I would have to do some research. The Bonjours’ suspicions were clear enough, and for obvious reasons. Xenophon Baars was crazy-there could be no doubt about that. But what was more, he was a liar who was wholly invested in his lies. Not only did he have the capacity for murder, he could very well possess the incentive as well. Any number of scenarios suggested themselves: jealousy run rampant in the fucked-up sexual economy of the Framers’ compound, a lunatic sacrificial offering to some great X-that-must-be-appeased, threats to go to the authorities over a glimpsed weapons cache, a sexual assault, a prior conviction… These people believed the world was five billion years older than it was- who could say what kinds of crazy acts would fit the mad puzzle of their beliefs? Who could say what they considered sinful?

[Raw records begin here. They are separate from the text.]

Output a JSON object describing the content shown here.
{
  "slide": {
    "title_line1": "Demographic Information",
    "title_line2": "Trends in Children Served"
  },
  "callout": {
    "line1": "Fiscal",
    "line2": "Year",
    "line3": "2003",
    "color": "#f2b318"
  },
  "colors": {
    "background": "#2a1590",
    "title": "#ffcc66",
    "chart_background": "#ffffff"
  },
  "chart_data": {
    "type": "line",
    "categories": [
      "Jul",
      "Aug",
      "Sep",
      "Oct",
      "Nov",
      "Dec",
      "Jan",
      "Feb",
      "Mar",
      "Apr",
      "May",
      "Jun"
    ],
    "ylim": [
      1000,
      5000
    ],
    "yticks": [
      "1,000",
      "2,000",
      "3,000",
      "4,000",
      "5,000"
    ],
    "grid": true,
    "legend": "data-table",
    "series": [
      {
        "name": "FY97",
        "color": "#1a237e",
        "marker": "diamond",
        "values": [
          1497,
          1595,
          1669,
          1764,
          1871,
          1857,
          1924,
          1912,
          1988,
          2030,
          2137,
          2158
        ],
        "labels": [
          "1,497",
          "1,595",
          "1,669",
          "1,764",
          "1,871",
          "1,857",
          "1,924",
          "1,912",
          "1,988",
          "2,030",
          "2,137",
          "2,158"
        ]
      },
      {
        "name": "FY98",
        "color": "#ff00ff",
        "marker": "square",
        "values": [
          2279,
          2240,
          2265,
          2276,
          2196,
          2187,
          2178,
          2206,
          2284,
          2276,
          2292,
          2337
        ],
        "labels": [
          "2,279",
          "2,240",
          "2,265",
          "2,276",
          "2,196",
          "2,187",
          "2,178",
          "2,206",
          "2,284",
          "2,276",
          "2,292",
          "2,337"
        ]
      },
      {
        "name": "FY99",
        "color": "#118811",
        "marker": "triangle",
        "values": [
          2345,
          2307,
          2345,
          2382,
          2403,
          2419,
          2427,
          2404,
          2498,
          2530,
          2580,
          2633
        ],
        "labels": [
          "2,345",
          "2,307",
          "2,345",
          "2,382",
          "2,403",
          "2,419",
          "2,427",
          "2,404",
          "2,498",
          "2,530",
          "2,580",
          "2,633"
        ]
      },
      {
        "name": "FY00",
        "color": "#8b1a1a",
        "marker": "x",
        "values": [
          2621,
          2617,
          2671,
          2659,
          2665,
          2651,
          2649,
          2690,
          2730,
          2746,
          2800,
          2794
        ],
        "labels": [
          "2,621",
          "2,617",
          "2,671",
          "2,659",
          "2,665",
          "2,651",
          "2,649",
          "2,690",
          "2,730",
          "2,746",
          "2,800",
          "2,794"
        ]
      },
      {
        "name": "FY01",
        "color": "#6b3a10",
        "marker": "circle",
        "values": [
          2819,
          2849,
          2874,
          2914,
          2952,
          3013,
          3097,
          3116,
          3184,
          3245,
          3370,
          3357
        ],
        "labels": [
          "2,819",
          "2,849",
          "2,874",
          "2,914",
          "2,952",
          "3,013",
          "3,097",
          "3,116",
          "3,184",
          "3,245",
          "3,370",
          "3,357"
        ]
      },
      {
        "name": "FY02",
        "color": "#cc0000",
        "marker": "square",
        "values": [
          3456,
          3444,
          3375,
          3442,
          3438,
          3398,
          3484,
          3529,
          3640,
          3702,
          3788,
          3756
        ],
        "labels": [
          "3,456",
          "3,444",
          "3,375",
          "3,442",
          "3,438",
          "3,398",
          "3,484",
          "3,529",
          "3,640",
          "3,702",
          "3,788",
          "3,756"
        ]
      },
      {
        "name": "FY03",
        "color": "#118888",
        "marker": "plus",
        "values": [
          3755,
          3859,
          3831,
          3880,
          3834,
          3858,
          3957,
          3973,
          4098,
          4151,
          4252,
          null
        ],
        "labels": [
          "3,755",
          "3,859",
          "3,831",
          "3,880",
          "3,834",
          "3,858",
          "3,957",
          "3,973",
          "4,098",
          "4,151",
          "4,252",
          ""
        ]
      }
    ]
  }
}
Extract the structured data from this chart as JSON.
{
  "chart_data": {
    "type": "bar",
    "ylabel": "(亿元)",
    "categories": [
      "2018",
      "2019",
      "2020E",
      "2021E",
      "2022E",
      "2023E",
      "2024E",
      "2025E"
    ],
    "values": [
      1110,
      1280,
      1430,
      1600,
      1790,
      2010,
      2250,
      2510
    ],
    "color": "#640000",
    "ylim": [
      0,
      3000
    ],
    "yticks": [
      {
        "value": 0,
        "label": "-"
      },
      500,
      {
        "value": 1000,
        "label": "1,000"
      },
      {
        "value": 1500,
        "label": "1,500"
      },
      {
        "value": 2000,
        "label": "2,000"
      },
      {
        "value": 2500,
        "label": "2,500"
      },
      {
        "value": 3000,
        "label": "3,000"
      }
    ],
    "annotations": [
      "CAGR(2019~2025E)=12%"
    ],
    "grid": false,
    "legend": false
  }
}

Or how they punished sinners. Once, during a particularly nasty fight, an old biology undergrad girlfriend of mine, Sandra Ho, accused me of thinking I was the next phase in human evolution, something which has never been true, not then, not now. If anything, I think I’m an evolutionary throwback, proof positive that all humans have the capacity to remember most everything, a capacity that evolution has since shut down. Too many hominid suicides, perhaps. Either that or too many hominid arguments with hominid girlfriends-who knows? I told her as much. She accused me of lying to make her feel small. I accused her of accusing me of lying to make her feel small to make me feel small. And so it goes.